EA także chce dobierać graczy z myślą o mikrotransakcjach
Podobnie jak Activision.
Wiele kontrowersji wzbudził patent Activision na technologię umożliwiającą dobieranie graczy w taki sposób, by zachęcać uczestników zabawy do kupowania przedmiotów w ramach transakcji cyfrowych. Okazuje się, że nad podobnym systemem pracuje EA.
Internauci odkryli, że w marcu 2016 roku firma zarejestrowała wnioski o zabezpieczenie dwóch rozwiązań. Celem obu miałoby być zwiększenie zaangażowania odbiorców w trakcie rozgrywki.
Pierwsza technologia dotyczy dynamicznego dostosowywania poziomu trudności w zależności od osiągnięć gracza. Jeżeli więc nie radzilibyśmy sobie z ukończeniem danej sekwencji, produkcja zapewne uprościłaby zabawę - oczywiście bez naszej wiedzy.
Wielu uważa, ze Electronic Arts od dawna manipuluje stopniem wyzwania w swoich tytułach. Na przykład w grach serii FIFA sztuczna inteligencja ponoć zyskuje przewagę, gdy uczestnikom zmagań idzie zbyt dobrze i odwrotnie - gdy sobie nie radzą, komputer zaczyna popełniać błędy.
Więcej kontrowersji może wzbudzić wniosek na drugi patent. Z dokumentu wynika, że firma pracuje nad technologią o nazwie „optymalizacja zaangażowania w ramach matchmakingu”. Mechanika projektowana jest w celu utrzymania wysokiego zaangażowania gracza w tytułach sieciowych.
System uwzględni rozmaite dane, w tym umiejętności danego uczestnika zabawy oraz preferowany styl rozgrywki. Algorytm rozpozna między innymi, czy użytkownik woli defensywne czy ofensywne podejście, a nawet zbierze informacje na temat ulubionych ataków.
W patencie podkreślono, że celem rozwiązania jest zwiększenie zaangażowania gracza. W sytuacji, gdybyśmy na wirtualnym polu bitwy ponosili ciągłe porażki, technologia dobrałaby nas do mniej doświadczonych rywali.
Pojawiły się jednak glosy, że Electronic Arts może wykorzystać system, by zachęcić klientów do kupowania cyfrowych przedmiotów ułatwiających zmagania.
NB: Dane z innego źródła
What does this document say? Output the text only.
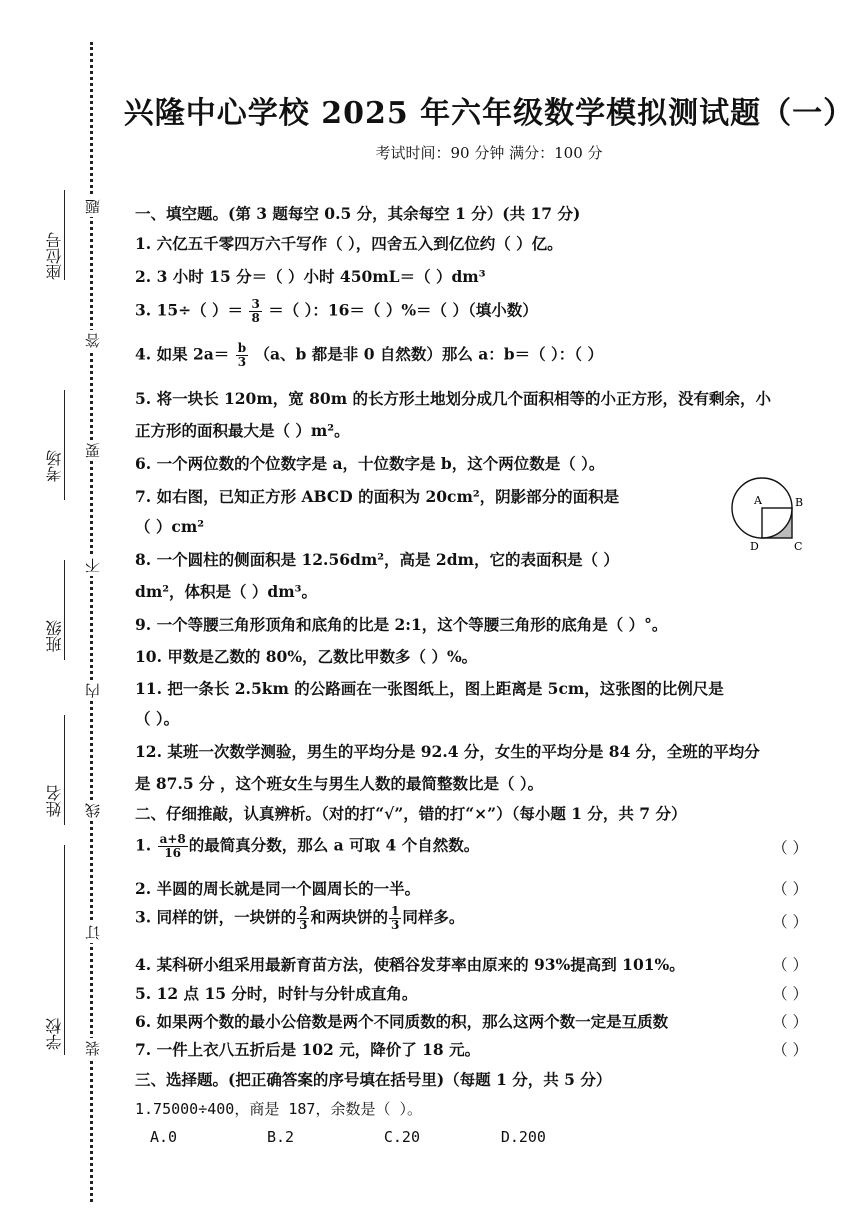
座位号
考场
班级
姓名
学校
题
答
要
不
内
线
订
装
兴隆中心学校 2025 年六年级数学模拟测试题（一）
考试时间：90 分钟 满分：100 分
一、填空题。(第 3 题每空 0.5 分，其余每空 1 分）(共 17 分)
1. 六亿五千零四万六千写作（ ），四舍五入到亿位约（ ）亿。
2. 3 小时 15 分＝（ ）小时 450mL＝（ ）dm³
3. 15÷（ ）＝ $\frac{3}{8}$ ＝（ ）：16＝（ ）%＝（ ）（填小数）
4. 如果 $2a= \frac{b}{3} (a$、b 都是非 0 自然数）那么 a：b＝（ ）：（ ）
5. 将一块长 120m，宽 80m 的长方形土地划分成几个面积相等的小正方形，没有剩余，小
正方形的面积最大是（ ）m²。
6. 一个两位数的个位数字是 a，十位数字是 b，这个两位数是（ ）。
7. 如右图，已知正方形 ABCD 的面积为 20cm²，阴影部分的面积是
（ ）cm²
A	B
C
D
8. 一个圆柱的侧面积是 12.56dm²，高是 2dm，它的表面积是（ ）
dm²，体积是（ ）dm³。
9. 一个等腰三角形顶角和底角的比是 2:1，这个等腰三角形的底角是（ ）°。
10. 甲数是乙数的 80%，乙数比甲数多（ ）%。
11. 把一条长 2.5km 的公路画在一张图纸上，图上距离是 5cm，这张图的比例尺是
（ ）。
12. 某班一次数学测验，男生的平均分是 92.4 分，女生的平均分是 84 分，全班的平均分
是 87.5 分 ，这个班女生与男生人数的最简整数比是（ ）。
二、仔细推敲，认真辨析。（对的打“√”，错的打“×”）（每小题 1 分，共 7 分）
1. $\frac{a+8}{16}$ 的最简真分数，那么 a 可取 4 个自然数。	（ ）
2. 半圆的周长就是同一个圆周长的一半。	（ ）
3. 同样的饼，一块饼的 $\frac{2}{3}$ 和两块饼的 $\frac{1}{3}$ 同样多。	（ ）
4. 某科研小组采用最新育苗方法，使稻谷发芽率由原来的 93%提高到 101%。	（ ）
5. 12 点 15 分时，时针与分针成直角。	（ ）
6. 如果两个数的最小公倍数是两个不同质数的积，那么这两个数一定是互质数	（ ）
7. 一件上衣八五折后是 102 元，降价了 18 元。	（ ）
三、选择题。(把正确答案的序号填在括号里)（每题 1 分，共 5 分）
1.75000÷400，商是 187，余数是（ ）。
A.0	B.2	C.20	D.200
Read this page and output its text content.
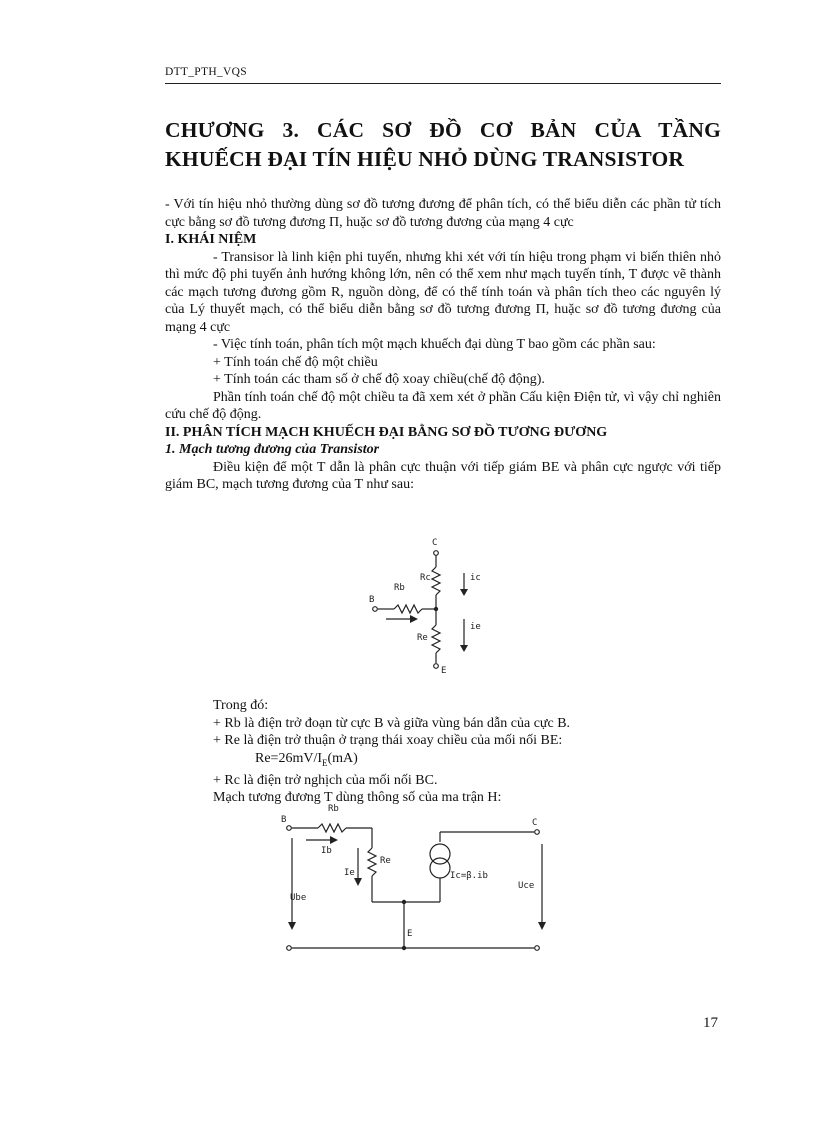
DTT_PTH_VQS
CHƯƠNG 3. CÁC SƠ ĐỒ CƠ BẢN CỦA TẦNG
KHUẾCH ĐẠI TÍN HIỆU NHỎ DÙNG TRANSISTOR

- Với tín hiệu nhỏ thường dùng sơ đồ tương đương để phân tích, có thể biểu diễn các phần tử tích cực bằng sơ đồ tương đương Π, huặc sơ đồ tương đương của mạng 4 cực

I. KHÁI NIỆM

- Transisor là linh kiện phi tuyến, nhưng khi xét với tín hiệu trong phạm vi biến thiên nhỏ thì mức độ phi tuyến ảnh hướng không lớn, nên có thể xem như mạch tuyến tính, T được vẽ thành các mạch tương đương gồm R, nguồn dòng, để có thể tính toán và phân tích theo các nguyên lý của Lý thuyết mạch, có thể biểu diễn bằng sơ đồ tương đương Π, huặc sơ đồ tương đương của mạng 4 cực

- Việc tính toán, phân tích một mạch khuếch đại dùng T bao gồm các phần sau:

+ Tính toán chế độ một chiều

+ Tính toán các tham số ở chế độ xoay chiều(chế độ động).

Phần tính toán chế độ một chiều ta đã xem xét ở phần Cấu kiện Điện tử, vì vậy chỉ nghiên cứu chế độ động.

II. PHÂN TÍCH MẠCH KHUẾCH ĐẠI BẰNG SƠ ĐỒ TƯƠNG ĐƯƠNG

1. Mạch tương đương của Transistor

Điều kiện để một T dẫn là phân cực thuận với tiếp giám BE và phân cực ngược với tiếp giám BC, mạch tương đương của T như sau:

C
Rc	ic
Rb
B
Re
ie
E

Trong đó:

+ Rb là điện trở đoạn từ cực B và giữa vùng bán dẫn của cực B.

+ Re là điện trở thuận ở trạng thái xoay chiều của mối nối BE:

$Re=26mV/I_E(mA)$

+ Rc là điện trở nghịch của mối nối BC.

Mạch tương đương T dùng thông số của ma trận H:

Rb
B	C
Ib
Re
Ie	Ic=β.ib
Uce
Ube
E
17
To o tyle możliwe, że taki scenariusz wskazano w artykule naukowym opisującym podstawowe założenia algorytmu.
Autorzy tekstu - w tym czterej pracownicy EA - tłumaczą, że mechanikę można zastosować nie tylko do wydłużenia czasu przeznaczanego do zabawy, ale i skłonienia graczy do wydawania pieniędzy.
Należy jednak pamiętać, że branżowy gigant na razie tylko złożył wniosek. Koncern Activision na ostateczne uzyskanie swojego patentu czekał dwa i pół roku.
Poza tym projekty obu systemów przygotowano w marcu 2016 roku, czyli długo przed aferą związaną z transakcjami cyfrowymi i lootboxami w Star Wars Battlefront 2. Niewykluczone, że w obliczu kontrowersji, Electronic Arts zrezygnuje z pomysłu.